日本に無線LANの製品が初上陸したのは1993年のことで、
現在のAlcatel-Lucent(アルカテル・ルーセント)が販売した無線LANシステム、
「WaveLAN」がその第一号となります。まだまだ世間は10Base-Tのイーサネットが主流だった頃の話で、
最大通信速度は2Mbps程度、無線規格も独自のものだったため、
同じ製品同士でないと通信ができない。というかなり使い難い不自由な製品でした。
この他にも、さまざまな無線LANの製品が売り出されましたが、
どのメーカーのどの製品も異なる製品の同士の相互接続が出来ることはありませんでした。
そして、そんな無線LANに1997年6月最初の標準規格「IEEE 802.11-97」が出来ます。
これを機に、1998年頃になると、この規格に対応したさまざまな製品が登場して来ます。

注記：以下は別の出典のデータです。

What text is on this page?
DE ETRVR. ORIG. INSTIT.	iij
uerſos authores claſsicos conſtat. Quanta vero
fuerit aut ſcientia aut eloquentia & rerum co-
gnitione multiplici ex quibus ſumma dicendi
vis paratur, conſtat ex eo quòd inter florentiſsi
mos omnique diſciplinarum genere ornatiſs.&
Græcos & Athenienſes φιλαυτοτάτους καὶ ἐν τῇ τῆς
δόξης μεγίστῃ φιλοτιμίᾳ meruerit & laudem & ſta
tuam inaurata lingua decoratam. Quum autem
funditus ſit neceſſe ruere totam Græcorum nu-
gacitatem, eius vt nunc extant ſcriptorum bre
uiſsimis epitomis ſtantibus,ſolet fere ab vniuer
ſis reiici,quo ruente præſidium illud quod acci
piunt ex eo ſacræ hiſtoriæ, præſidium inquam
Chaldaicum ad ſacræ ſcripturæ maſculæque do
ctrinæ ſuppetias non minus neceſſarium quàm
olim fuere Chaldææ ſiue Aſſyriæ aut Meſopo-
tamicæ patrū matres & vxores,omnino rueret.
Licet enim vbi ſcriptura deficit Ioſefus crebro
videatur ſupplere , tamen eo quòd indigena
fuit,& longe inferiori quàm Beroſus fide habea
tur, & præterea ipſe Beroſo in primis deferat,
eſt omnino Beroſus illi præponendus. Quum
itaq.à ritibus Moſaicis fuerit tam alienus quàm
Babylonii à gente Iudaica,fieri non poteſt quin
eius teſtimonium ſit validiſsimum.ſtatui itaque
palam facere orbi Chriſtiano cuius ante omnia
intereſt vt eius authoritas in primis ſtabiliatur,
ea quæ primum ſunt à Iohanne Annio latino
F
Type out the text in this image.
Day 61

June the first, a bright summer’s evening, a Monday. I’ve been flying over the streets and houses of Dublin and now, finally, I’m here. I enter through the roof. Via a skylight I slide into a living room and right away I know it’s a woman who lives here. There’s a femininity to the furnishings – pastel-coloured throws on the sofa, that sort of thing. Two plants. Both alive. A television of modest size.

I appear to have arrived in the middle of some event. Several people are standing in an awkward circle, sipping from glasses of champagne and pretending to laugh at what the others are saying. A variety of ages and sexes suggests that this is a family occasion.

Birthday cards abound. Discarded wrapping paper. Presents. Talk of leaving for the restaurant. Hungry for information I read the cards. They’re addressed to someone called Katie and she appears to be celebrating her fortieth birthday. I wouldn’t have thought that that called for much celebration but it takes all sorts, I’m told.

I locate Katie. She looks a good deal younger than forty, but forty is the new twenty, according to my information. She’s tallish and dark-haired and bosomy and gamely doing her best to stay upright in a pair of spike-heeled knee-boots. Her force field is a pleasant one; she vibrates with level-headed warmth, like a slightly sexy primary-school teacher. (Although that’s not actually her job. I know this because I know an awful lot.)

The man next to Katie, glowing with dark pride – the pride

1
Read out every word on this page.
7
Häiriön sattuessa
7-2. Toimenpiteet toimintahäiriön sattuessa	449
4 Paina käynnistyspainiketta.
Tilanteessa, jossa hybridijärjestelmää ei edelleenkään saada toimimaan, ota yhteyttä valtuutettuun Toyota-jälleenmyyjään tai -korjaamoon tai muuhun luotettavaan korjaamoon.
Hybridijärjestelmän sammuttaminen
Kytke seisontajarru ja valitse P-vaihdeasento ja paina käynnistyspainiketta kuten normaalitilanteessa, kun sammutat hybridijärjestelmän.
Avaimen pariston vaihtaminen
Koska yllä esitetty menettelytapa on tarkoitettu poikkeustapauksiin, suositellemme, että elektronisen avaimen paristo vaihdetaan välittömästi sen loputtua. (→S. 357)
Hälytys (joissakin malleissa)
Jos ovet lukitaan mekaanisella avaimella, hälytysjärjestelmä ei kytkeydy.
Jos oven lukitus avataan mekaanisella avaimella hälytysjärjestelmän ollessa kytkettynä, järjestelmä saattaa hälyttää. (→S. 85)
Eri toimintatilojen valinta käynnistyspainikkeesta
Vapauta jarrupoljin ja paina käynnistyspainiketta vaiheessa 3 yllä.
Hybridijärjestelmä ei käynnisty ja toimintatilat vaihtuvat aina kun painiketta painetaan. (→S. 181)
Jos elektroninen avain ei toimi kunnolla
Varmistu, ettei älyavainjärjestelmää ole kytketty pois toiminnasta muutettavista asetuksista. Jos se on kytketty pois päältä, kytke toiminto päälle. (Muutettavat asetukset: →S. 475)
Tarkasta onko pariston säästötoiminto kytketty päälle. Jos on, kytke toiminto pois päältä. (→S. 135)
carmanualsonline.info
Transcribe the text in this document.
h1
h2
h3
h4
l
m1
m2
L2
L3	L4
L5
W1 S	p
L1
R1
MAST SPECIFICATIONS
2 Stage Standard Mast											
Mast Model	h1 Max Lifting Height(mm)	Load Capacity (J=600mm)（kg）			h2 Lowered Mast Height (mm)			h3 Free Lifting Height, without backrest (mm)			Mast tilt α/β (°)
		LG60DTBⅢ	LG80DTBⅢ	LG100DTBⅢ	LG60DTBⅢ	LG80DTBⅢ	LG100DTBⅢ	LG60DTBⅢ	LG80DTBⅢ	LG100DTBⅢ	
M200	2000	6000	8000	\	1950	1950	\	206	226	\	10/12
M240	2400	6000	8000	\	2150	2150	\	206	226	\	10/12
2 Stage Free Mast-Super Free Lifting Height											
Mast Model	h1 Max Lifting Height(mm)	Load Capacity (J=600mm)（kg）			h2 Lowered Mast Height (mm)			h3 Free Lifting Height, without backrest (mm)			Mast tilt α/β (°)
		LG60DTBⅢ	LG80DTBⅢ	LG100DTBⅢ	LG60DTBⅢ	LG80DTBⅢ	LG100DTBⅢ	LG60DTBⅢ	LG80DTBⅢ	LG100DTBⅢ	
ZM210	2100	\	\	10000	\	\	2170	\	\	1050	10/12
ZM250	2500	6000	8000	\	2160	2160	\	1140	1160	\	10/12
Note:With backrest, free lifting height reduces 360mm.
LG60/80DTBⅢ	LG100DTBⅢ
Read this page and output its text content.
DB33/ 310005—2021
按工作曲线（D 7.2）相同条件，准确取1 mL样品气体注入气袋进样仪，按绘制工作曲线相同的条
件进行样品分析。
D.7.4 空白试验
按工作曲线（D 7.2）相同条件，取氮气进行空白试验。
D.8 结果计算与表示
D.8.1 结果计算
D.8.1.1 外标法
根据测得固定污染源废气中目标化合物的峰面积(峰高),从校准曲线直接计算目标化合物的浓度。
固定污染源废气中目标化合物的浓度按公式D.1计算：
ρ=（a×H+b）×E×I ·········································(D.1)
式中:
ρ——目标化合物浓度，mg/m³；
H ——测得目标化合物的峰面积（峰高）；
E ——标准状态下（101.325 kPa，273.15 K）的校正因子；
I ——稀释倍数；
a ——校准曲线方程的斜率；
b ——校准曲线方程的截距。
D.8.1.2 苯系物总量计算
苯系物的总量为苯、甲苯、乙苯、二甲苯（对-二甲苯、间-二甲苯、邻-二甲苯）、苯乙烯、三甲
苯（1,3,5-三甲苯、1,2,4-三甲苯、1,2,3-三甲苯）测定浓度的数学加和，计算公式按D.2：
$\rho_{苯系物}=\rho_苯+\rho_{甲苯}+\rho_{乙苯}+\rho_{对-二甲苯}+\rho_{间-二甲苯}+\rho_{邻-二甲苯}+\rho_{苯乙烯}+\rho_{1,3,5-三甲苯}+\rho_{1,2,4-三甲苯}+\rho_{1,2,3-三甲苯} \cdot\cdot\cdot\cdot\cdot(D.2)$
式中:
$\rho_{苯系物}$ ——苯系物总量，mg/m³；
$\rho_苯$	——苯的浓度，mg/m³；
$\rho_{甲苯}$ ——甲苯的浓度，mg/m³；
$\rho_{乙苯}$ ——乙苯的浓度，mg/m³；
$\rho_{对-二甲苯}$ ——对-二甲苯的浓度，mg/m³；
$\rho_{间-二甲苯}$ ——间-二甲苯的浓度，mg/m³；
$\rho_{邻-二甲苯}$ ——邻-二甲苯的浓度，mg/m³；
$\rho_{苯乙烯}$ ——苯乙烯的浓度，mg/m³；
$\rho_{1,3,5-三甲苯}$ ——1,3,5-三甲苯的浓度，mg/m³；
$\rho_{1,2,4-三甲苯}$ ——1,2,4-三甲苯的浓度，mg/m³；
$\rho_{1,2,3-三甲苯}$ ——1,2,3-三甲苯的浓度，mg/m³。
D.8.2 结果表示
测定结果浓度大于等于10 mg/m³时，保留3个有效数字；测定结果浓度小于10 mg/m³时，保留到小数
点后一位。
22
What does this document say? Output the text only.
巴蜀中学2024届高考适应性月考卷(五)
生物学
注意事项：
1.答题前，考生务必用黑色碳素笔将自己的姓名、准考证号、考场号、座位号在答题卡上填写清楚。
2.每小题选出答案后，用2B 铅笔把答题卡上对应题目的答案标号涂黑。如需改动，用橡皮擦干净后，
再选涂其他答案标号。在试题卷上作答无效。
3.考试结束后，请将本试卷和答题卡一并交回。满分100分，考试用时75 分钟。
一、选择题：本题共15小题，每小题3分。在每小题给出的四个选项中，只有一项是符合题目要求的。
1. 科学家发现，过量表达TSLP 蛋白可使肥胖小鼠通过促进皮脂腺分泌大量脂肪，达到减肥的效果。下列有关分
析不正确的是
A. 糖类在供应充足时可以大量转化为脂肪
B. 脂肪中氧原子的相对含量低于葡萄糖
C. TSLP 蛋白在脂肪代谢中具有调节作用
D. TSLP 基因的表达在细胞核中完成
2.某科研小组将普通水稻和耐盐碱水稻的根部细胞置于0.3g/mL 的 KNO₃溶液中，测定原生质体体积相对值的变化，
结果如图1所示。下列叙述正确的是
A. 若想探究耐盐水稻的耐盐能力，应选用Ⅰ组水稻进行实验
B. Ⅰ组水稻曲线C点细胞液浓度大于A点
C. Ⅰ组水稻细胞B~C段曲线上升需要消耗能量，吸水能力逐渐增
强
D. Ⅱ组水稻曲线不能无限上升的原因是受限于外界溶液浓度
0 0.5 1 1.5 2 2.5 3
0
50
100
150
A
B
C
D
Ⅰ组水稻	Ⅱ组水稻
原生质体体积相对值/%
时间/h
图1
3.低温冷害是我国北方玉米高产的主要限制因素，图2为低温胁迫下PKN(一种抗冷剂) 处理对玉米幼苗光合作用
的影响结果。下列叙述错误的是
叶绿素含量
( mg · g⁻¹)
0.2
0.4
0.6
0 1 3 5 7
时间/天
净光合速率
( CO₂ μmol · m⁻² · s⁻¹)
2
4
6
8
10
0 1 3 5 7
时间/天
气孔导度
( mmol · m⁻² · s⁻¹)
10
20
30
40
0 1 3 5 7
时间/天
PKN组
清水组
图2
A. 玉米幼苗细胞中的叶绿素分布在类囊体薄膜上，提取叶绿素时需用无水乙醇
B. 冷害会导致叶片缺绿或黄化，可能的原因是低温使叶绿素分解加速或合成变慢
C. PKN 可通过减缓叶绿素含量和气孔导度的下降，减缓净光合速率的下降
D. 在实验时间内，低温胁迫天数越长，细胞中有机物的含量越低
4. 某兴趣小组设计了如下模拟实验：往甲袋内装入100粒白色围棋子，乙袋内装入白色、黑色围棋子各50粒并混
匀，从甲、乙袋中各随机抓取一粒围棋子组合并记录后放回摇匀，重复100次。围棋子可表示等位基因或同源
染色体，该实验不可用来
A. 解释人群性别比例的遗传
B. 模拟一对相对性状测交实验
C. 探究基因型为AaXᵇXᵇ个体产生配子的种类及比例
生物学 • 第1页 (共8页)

しかし、アクセスポイントは当時の値段で何と数十万円以上もしましたし、
PCカードも数万円とこれまた非常に高価な割りには、通信速度が2Mbpsと非常に遅いく、
IEEE 802.11-97の製品はあまり世間に普及しませんでした。

そんな中、無線LANが普及するきっかけになったのは、1999年10月に生まれた規格
「IEEE 802.11b」と、この規格に適合した製品が出来たことです。この普及に貢献したのが、
あの、故スティーブ・ジョブズ氏でした。ジョブズ氏はいち早く無線LANに注目していました。
ジョブズ氏がのちに発表する無線LANシステムは、
アクセスポイントの価格3万8000円、無線LANカードは1万2800円という破格なモノでした。
これがきっかけとなり、他メーカーも続々と無線LANへの対応を積極的に進めることになります。
同時期に『WECA』現在の『Wi-Fi Alliance』も発足し、異なる製品同士でも問題なく接続が出来るように研究を続けていました。